The process of invoking an appraisal clause and its description is located in the Conditions section of most commercial business owners' policies (BOP). Here is how it might be described in an ISO insurance HO-3 form:

If you and we fail to agree on the amount of loss, either may demand an appraisal of the loss. In this event, each party will choose a competent and impartial appraiser within 20 days after receiving a written request from the other. The two appraisers will choose an umpire. If they cannot agree upon an umpire within 15 days, you or we may request that the choice be made by a judge of a court of record in the state where the “residence premises” is located. The appraisers will separately set the amount of loss. If the appraisers submit a written report of an agreement to us, the amount agreed upon will be the amount of loss. If they fail to agree, they will submit their differences to the umpire. A decision agreed to by any two will set the amount of loss.

The process of invoking an appraisal requires each party to 1) pay its appointed appraiser and 2) bear the other expenses of the appraisal and umpire equally.

When there is a pricing dispute, an appraisal may be a faster, lower-cost option available to settle a claim. Invoking an appraisal can be an effective way to settle claim disputes without having to take the time and expense of protracted litigation.

The Process of Appraisal

An appraisal is typically a binding contractual process available to settle valuation disputes between policyholders and their insurance companies when they fail to agree on the amount of loss or the scope of damages. Either the policyholder or the insurance company may initiate the appraisal clause, which is usually done in writing. Disputes centering on coverage issues cannot be decided by appraisal.

Before an appraisal, you and your insurance company must have first made an honest attempt to come to a consensus as to the question of loss and damages. An appraisal is not appropriate based on an initial disagreement between the two parties without some effort to resolve the disagreement.

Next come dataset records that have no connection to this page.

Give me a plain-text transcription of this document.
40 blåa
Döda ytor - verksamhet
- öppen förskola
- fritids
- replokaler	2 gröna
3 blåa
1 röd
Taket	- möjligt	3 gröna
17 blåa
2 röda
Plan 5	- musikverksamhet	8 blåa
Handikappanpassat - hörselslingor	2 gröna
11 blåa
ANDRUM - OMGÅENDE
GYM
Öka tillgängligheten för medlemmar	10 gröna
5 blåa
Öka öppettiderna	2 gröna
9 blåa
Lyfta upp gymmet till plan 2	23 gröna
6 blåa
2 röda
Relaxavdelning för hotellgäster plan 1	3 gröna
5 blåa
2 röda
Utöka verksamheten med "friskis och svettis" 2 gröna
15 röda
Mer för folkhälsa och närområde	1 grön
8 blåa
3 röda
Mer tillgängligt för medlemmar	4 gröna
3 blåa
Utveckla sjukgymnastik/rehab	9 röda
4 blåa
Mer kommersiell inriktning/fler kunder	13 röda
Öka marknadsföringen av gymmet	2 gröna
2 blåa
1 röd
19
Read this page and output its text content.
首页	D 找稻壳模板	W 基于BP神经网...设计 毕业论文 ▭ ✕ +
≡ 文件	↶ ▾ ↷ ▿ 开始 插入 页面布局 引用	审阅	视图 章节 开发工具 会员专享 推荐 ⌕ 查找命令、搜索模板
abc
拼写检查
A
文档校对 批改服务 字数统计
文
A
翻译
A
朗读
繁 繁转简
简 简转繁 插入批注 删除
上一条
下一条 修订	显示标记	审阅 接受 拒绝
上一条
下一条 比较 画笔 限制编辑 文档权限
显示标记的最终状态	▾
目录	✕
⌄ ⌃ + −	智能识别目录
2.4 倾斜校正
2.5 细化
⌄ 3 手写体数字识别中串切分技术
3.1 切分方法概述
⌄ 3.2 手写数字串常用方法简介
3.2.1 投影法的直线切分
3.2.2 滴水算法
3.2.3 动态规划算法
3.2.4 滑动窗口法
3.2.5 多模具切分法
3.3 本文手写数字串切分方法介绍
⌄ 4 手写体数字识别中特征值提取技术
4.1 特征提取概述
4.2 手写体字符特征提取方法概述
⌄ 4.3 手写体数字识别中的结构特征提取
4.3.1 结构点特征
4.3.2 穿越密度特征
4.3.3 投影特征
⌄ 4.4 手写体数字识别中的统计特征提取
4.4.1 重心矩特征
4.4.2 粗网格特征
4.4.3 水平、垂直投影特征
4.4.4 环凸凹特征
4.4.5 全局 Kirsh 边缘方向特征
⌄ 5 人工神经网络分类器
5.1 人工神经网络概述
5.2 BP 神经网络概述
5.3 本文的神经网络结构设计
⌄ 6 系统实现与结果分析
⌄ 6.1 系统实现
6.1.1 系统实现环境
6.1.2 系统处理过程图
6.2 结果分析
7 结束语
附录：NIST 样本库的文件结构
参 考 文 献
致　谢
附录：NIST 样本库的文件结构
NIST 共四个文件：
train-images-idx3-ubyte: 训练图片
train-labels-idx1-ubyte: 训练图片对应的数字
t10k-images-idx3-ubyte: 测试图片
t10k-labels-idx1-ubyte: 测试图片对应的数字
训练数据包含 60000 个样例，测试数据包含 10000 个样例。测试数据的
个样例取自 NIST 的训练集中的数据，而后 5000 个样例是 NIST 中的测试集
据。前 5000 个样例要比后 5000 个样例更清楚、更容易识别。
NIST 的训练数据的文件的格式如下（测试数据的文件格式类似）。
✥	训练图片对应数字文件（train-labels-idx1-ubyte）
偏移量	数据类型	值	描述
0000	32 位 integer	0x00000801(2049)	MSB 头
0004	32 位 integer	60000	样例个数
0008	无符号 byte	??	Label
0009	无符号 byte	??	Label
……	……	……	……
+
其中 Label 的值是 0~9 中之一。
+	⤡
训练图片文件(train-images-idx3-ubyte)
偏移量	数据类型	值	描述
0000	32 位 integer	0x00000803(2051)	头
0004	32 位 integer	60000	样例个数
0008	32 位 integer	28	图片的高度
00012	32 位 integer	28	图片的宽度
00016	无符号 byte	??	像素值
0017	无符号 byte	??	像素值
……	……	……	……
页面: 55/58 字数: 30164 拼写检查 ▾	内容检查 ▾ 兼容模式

An insurance appraiser is a competent and disinterested professional who will evaluate the claim and value of the property or the amount of the loss. Each party (insurance company and policyholder) must pick its own impartial appraiser when the insurance appraisal clause is invoked. An insurance appraiser can be an adjuster, contractor, engineer, or anyone else who is competent to value and determine the amount of loss.

Once the appraisers are selected, they work together to select a competent, disinterested, and impartial individual to serve as umpire. The umpire renders a binding decision when the two appraisers fail to agree on the value of the property or the amount of a property loss. A qualified umpire is someone like a retired judge, engineer, contractor, or anyone who can give an impartial valuation based on their expertise in the field.

Selecting the Right Appraiser is Crucial

The key to a successful appraisal is hiring an expert who knows the ins and outs of the process. Knowing who to choose as an umpire and how to agree to an impartial umpire is one of the most important factors for a successful appraisal. Also, it helps knowing how to negotiate and come to an agreement quickly with the other appraiser and umpire.

When properly executed, insurance appraisal is a great tool for settling insurance claim disputes. Before invoking appraisal, you need to have an experienced expert on your side who understands the process, otherwise, the insurance company will very likely have the advantage. If not properly executed, an appraisal can compound claim problems and result in costly delays.

Insurance Appraisal Pitfalls and Disadvantages

When is invoking an appraisal not appropriate to settle a claim dispute? For issues involving policy coverage, policy provisions, deductibles, or how much was previously paid on the claim, an appraisal is not recommended.

The difference in the amount disputed also needs to be substantial enough to make an appraisal worthwhile. For example, if you and your insurer are, say, $5,000 apart, fees alone could take up much of any proceeds should you be successful. But when an insurance company and policyholder are $50,000 worth of damage or more apart on the amount of loss, an appraisal may be more beneficial.

Other disadvantages of invoking appraisal include:

  • There are no guarantees in appraisal; once an award is signed, there are limited options in getting more money or changing the award, such as suing the insurer for breach of contract or acting in bad faith.
  • Appraisals can take longer since there is a least 1-2 months in waiting for the other side’s named appraiser and waiting to agree on an umpire.
  • Fewer experienced party appraisers are willing to work for insureds, while those who work for insurance companies are plentiful.
  • Impartial umpires are also more difficult to find and be approved by the insurance carrier’s appraiser.

Invoking an appraisal clause could be your best option to resolve a significant claim dispute with your insurance company. When done correctly, you can add significant value to your claim without the added time and expense of protracted litigation. It’s crucial to hire an expert well-versed in the process.